Schwarzenegger administration officials say the move is intended to preserve the state's cash reserves to ensure that the state will be able to cover its expenses in September if lawmakers remain deadlocked over a state budget (California Healthline, 8/1).
According to the letter, the administration seeks to exempt workers in the Department of Mental Health, the Office of Emergency Services, as well as other state departments and workers performing health, safety and environmental functions (Wildermuth/Sondag, San Francisco Chronicle, 8/6) (News low in story).
All workers will receive full back pay when a state budget is approved (Yamamura, Sacramento Bee, 8/6).
Pay Freeze for Doctors, Other Professionals
In addition to the pay cuts, Gilb's letter directs Chiang to stop paying doctors, lawyers and engineers.
DPA spokesperson Lynelle Jolley said, "There's no federal labor provisions that requires they receive any minimum payment."
Last week, a union representing lawyers and other professionals filed a complaint with the state's Public Employment Relations Board (Los Angeles Times, 8/6).
Gilb's letter called for the Department of Corrections and Rehabilitation to seek exemptions for units and employees on a case-by-case basis, according to Dan Dunmoyer, the governor's Cabinet secretary.

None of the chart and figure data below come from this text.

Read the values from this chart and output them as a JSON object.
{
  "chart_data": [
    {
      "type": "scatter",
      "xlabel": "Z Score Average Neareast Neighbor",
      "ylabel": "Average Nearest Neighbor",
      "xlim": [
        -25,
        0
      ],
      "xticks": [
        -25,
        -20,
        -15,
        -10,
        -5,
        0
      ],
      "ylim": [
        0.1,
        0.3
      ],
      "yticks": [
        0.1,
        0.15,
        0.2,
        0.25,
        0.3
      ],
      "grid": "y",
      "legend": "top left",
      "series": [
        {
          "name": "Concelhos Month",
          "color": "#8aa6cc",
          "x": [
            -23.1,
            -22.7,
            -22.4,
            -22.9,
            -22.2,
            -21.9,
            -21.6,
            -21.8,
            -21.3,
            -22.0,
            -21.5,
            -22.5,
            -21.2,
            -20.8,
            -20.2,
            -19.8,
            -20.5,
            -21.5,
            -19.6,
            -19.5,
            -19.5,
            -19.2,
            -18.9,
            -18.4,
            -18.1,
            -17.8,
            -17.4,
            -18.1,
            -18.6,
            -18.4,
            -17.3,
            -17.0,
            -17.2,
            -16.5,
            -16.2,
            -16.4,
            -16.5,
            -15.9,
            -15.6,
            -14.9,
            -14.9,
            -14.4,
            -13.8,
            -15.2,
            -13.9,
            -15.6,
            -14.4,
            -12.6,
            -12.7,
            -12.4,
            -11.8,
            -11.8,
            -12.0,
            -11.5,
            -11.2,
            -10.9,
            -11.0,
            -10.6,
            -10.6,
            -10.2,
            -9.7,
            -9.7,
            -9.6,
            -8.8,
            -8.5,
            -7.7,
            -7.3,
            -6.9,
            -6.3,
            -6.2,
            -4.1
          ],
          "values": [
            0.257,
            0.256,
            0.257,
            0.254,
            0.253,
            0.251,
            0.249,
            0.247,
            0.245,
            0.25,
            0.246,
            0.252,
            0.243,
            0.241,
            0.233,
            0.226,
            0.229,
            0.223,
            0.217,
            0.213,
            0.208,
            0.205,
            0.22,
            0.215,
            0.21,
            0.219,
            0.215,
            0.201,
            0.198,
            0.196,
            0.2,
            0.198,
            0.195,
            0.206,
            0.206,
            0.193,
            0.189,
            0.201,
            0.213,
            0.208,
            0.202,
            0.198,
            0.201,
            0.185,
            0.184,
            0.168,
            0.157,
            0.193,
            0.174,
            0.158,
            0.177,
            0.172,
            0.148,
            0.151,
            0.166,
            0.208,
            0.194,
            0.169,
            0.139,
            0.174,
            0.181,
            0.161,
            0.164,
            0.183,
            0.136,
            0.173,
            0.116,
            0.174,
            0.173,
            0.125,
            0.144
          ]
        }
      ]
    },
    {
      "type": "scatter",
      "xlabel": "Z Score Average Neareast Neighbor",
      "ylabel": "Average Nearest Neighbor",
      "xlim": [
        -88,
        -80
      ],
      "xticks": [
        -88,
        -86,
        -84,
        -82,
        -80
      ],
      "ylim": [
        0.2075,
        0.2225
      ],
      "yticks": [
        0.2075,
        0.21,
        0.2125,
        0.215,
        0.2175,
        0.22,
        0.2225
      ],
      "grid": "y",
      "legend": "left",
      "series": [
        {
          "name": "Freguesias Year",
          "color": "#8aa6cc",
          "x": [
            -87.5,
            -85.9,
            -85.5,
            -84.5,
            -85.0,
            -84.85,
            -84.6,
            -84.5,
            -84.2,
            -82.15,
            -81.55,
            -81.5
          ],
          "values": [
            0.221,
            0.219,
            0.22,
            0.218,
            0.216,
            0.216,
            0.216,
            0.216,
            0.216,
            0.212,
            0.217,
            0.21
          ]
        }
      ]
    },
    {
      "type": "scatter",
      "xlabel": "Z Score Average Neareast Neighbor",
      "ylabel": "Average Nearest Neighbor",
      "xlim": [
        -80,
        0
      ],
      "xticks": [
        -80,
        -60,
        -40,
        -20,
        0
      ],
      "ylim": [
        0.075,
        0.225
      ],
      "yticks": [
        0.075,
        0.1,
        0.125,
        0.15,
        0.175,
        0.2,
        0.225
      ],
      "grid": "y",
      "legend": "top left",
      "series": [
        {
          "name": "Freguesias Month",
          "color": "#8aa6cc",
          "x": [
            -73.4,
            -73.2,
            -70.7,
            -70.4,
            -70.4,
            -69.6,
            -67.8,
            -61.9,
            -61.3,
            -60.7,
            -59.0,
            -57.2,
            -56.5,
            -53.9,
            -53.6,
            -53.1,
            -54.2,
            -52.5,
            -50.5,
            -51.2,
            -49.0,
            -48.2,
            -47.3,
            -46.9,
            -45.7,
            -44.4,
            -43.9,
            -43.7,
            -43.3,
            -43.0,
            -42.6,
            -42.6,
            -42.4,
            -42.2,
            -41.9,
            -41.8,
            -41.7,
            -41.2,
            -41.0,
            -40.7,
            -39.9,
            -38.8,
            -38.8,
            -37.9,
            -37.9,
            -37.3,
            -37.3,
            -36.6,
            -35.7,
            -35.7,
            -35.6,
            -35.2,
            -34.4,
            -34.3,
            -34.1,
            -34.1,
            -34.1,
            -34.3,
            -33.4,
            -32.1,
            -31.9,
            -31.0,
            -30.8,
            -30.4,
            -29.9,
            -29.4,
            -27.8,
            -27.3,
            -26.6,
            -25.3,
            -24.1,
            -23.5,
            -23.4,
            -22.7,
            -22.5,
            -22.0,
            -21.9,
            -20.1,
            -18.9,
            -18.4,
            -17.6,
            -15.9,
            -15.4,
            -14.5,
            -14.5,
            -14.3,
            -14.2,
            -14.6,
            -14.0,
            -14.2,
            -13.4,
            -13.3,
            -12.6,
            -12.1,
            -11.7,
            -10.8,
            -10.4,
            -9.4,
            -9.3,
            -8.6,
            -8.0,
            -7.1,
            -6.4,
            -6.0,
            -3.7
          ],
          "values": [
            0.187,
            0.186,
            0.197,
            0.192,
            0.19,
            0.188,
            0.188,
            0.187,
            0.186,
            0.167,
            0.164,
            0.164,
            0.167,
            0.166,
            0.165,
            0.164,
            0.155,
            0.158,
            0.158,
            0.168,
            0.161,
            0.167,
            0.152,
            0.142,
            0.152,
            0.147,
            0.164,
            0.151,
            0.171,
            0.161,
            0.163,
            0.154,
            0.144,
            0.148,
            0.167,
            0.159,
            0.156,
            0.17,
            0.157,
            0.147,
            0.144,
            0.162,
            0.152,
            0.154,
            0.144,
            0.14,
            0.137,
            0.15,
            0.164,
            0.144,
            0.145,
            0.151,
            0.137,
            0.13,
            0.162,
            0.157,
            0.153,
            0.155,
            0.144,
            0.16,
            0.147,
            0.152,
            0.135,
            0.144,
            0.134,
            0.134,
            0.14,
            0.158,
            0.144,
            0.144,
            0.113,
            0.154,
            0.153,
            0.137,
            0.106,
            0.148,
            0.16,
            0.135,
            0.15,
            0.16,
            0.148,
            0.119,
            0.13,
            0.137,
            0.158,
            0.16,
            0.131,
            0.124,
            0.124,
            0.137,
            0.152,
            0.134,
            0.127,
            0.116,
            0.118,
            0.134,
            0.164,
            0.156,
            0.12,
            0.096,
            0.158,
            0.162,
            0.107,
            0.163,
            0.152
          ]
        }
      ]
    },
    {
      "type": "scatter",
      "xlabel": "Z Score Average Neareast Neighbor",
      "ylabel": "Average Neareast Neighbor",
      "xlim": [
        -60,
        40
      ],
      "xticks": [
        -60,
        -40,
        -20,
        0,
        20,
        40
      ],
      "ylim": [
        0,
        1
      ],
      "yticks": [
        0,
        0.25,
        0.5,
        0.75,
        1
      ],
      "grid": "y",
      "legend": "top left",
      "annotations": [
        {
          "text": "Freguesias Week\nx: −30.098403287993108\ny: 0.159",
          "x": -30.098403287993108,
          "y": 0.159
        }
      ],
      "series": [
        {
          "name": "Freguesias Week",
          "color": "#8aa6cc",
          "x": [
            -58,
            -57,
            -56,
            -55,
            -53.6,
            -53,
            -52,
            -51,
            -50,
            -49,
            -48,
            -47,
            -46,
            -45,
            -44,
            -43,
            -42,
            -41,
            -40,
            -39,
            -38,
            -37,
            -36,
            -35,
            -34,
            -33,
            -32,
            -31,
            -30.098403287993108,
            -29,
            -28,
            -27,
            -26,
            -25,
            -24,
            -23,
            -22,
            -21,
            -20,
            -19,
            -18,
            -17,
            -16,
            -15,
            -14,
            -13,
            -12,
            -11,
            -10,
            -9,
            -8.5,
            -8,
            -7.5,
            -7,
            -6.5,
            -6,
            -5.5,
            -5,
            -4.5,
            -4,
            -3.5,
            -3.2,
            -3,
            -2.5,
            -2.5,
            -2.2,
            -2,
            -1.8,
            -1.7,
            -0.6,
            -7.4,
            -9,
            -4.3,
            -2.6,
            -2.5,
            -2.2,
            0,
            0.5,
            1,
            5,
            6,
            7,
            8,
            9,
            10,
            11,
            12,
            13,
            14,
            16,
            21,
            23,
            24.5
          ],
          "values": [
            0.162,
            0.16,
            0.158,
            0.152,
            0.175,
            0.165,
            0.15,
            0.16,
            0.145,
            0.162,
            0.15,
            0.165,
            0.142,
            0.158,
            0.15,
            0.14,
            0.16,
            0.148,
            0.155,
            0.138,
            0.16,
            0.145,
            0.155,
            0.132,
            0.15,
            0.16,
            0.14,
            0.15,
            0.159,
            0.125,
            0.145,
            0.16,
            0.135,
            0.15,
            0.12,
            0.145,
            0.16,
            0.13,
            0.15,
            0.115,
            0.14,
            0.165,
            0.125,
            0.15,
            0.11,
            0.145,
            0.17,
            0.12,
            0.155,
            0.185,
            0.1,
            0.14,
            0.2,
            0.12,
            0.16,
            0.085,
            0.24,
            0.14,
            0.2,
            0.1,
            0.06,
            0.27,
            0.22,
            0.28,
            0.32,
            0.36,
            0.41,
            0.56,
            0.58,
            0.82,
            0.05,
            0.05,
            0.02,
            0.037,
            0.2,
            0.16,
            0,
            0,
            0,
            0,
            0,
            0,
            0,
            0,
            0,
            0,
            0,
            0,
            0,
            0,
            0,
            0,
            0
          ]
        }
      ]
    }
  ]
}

According to the Bee, the move could spark a challenge from prison medical receiver J. Clark Kelso, who last week said he would seek exemptions for about 60,000 of the corrections department's 66,000 workers under his authority as court-appointed receiver.
Face Off With Chiang
Chiang has spoken out against Schwarzenegger's order to cut workers' wages and has said he will continue to pay state employees their full salary (Sacramento Bee, 8/6).
On Tuesday, administration officials said they expect to file a lawsuit to compel Chiang to make the pay cuts (Los Angeles Times, 8/6).